I’m telling you, it gave me a migraine. So I just decided fuck it, I’ll just get some from a company I trust which (ironically, considering the opening of this post) was Paula’s Choice. It was pricier than I wanted to go, but they had samples and I trusted it to not be shitty. Also, they actually tell you what the levels of retinol are in their products and that just made it easy for me.
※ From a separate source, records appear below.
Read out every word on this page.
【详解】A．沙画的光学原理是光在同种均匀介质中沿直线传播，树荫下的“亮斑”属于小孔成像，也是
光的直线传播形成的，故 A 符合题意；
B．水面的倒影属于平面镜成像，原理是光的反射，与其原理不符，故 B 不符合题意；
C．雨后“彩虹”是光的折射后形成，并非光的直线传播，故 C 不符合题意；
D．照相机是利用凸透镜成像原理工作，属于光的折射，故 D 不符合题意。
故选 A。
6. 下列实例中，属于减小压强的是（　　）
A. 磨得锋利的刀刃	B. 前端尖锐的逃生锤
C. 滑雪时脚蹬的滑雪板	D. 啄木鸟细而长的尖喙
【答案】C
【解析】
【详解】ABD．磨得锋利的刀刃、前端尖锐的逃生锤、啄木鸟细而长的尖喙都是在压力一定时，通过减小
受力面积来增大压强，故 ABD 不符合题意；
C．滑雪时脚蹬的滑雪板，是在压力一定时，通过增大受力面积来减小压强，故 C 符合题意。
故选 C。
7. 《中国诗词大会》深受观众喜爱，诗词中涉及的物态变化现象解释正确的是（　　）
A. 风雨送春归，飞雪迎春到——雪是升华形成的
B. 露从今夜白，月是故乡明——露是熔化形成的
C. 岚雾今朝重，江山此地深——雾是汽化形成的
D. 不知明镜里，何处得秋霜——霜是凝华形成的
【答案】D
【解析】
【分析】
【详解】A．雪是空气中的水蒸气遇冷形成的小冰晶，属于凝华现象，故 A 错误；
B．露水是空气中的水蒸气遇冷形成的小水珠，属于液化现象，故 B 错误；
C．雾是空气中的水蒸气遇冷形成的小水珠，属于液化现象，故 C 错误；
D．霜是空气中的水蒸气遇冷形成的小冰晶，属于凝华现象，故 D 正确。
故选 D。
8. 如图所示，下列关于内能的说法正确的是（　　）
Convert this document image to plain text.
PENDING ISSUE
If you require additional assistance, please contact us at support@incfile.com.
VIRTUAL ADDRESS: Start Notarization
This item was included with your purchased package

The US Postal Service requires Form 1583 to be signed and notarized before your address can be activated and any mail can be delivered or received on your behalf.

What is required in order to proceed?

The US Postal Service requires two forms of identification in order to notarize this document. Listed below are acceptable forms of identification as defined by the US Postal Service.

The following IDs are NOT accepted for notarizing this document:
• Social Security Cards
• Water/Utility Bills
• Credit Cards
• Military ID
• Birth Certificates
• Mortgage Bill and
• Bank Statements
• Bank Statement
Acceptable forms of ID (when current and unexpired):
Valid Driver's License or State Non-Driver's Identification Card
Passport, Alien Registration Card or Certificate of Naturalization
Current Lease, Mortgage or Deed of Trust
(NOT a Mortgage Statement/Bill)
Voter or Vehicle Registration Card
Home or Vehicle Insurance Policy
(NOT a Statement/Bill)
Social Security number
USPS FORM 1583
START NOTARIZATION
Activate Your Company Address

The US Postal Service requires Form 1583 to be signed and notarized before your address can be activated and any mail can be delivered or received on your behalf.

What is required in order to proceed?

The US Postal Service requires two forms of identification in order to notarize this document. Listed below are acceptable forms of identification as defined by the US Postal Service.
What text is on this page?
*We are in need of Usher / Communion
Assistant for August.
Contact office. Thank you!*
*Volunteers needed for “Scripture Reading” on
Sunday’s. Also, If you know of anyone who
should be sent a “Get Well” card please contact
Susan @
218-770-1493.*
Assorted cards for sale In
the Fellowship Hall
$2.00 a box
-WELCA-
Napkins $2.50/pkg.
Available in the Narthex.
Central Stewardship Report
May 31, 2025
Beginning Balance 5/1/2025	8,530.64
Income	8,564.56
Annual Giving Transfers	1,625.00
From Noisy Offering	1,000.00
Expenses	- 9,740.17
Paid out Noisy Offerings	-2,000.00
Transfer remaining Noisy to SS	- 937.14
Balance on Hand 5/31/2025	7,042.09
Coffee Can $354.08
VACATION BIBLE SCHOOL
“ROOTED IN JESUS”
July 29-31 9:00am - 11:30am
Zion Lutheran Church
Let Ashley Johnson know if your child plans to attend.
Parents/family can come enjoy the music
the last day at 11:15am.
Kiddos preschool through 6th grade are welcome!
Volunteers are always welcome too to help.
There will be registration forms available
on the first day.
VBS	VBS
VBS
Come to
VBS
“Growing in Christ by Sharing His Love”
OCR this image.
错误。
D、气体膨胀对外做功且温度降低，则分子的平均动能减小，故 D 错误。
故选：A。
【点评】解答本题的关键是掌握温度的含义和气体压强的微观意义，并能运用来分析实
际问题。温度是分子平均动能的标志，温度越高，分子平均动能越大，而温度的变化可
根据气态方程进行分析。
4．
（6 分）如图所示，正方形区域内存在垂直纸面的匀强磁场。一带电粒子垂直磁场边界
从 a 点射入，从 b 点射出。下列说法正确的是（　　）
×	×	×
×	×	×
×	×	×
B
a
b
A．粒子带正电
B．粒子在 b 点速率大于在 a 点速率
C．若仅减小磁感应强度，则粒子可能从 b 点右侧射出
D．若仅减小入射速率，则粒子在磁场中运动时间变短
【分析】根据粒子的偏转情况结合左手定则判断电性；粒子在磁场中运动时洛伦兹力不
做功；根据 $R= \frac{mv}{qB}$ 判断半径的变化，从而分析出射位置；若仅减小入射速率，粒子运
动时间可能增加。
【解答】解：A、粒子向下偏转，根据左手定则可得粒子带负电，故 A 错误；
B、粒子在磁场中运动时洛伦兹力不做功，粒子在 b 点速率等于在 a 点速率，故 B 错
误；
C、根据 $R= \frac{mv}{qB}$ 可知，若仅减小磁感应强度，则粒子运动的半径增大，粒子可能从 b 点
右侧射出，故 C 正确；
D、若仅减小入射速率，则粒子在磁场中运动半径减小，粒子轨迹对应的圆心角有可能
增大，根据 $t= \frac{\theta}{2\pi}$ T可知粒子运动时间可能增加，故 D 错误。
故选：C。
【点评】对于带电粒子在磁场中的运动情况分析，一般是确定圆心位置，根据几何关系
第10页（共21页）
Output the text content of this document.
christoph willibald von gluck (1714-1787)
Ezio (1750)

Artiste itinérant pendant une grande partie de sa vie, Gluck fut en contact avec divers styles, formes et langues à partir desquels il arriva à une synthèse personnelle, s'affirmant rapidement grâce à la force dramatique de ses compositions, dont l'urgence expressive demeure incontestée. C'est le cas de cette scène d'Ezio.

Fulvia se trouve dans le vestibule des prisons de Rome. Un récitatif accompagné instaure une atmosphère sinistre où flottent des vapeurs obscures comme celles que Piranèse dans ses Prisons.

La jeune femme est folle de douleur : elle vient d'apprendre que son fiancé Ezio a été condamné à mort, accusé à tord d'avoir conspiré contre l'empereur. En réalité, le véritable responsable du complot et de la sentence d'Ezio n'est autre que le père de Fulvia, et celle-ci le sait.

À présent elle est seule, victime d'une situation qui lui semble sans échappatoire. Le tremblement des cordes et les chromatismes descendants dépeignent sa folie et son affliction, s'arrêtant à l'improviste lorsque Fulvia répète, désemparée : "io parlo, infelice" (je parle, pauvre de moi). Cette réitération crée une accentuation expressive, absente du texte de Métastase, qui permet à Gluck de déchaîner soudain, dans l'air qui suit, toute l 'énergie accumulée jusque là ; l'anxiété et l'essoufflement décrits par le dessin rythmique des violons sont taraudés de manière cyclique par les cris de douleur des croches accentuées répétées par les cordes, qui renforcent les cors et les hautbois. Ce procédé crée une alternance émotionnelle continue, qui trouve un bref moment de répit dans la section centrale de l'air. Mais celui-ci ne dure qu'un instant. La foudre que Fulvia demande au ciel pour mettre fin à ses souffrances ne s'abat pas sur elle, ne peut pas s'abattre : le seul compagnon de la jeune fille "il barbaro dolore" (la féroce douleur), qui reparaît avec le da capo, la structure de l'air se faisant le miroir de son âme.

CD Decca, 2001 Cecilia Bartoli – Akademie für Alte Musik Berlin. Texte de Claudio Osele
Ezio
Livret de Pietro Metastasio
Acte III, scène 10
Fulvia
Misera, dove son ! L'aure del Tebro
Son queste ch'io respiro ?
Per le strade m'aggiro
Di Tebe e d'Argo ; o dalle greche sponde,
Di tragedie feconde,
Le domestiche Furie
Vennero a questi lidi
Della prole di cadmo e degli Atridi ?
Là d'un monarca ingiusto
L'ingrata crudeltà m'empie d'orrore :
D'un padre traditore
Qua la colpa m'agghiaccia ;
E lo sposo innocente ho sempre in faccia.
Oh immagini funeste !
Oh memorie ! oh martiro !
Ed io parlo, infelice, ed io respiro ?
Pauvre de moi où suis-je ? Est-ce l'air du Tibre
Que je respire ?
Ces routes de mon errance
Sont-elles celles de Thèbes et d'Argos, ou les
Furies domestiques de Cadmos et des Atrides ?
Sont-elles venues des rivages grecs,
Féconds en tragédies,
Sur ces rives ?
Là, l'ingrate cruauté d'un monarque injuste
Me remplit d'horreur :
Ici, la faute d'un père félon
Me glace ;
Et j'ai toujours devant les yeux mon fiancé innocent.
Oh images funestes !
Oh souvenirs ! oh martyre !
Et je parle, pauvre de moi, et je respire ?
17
However if you want to give it a shot without putting much cash on the table, my recommendation is to try the Inkey List Retinol Serum. Oh hey look, they have a retinol eye cream now too, hurrah. People always ask me about The Ordinary’s retinoid products and my only answer is that I rarely hear from anyone who’s not complaining about them, mostly because of the textures - but hey, they are cheap to experiment and find out for yourself.

Here is a very handy guide to the different types of retinoids out there, along with some product examples and handy guidelines to help:
Retinoid Cheat Sheet From Vanessa, a.k.a. Goals To Get Glowing

This is Vanessa’s graphic, all credit to her


As you can see, it’s a very bewildering array of choices, but the good thing to know is that even really low strengths work. So if you see some drugstore retinol product you’re curious about, go on and grab it and see what happens.


Okay that’s enough, that’s most of what I know or what I can remember right now. Holy cats how is it after 1am. Vodka.

Comments are again open to everyone just in case you gots questions. WEAR SUNSCREEN, so help me god.